The problem with basing your reserve fund forecast on a shorter analysis period is that, for a new building, the lifecycle costs are minimal in the first 10 years, and only start to increase from around year 15 onwards. The average reserve fund contribution based on a 10-year forecast could therefore be too low to cover the costs of asset replacement in later years. As such, there either isn’t enough money in the fund to cover the costs of asset replacement when higher-cost years occur, or the contribution has to be greatly increased to cover the lower contribution in earlier years.
Where no reserve fund is in place, the full value of the asset replacement costs will need to be recovered at the time when the assets need replacing. This would likely be done through large, one-off special levy service charges, especially in the case of owner-association buildings. This approach is likely to be very unpopular with occupiers and owners, who suddenly face substantial, unplanned service charges. The model is also very challenging to manage from a service charge recovery perspective.
Therefore, the implementation of a proper reserve fund is in the interests of all users to ensure provision for the costs of replacing a building’s diminishing assets. This will enable the building to continue to operate as desired, with no interruption to critical services like cooling, lifts, and fire detection and protection systems.

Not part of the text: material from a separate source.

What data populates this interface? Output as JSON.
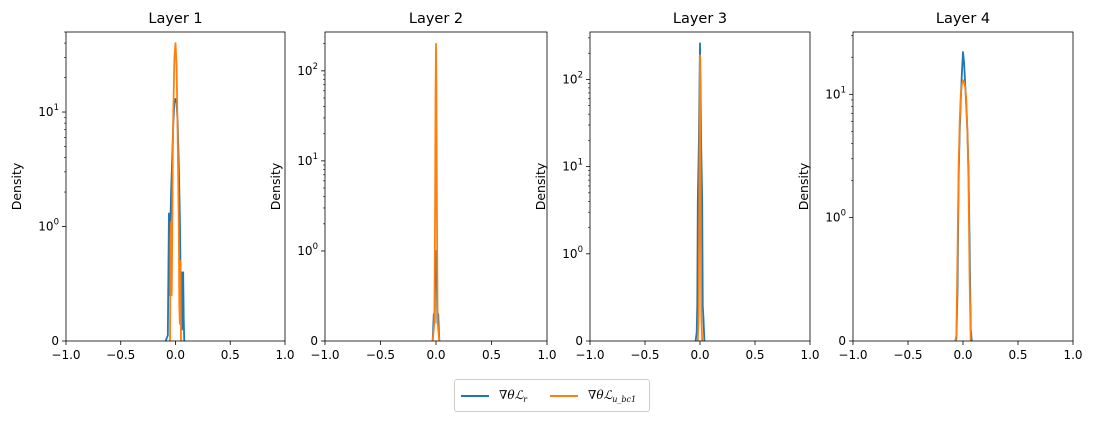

Macro has helped a number of clients to identify and manage their reserve funds, with Dubai Multi Commodities Centre (DMCC) providing an example of the use of best practice for its JLT Master Community development. DMCC has implemented a clear and documented reserve fund management policy that provides a framework for the operation, management, and review of this fund. This has included a recent review and evaluation of the original reserve fund forecast against the existing master community assets and their condition, to ensure that reserve fund contributions are aligned to expected lifecycle costs.
I hope that as the Dubai market matures, all developments will adopt best practice reserve fund management, and avoid the ticking time bomb that is the cost of replacing failing assets in an operating building.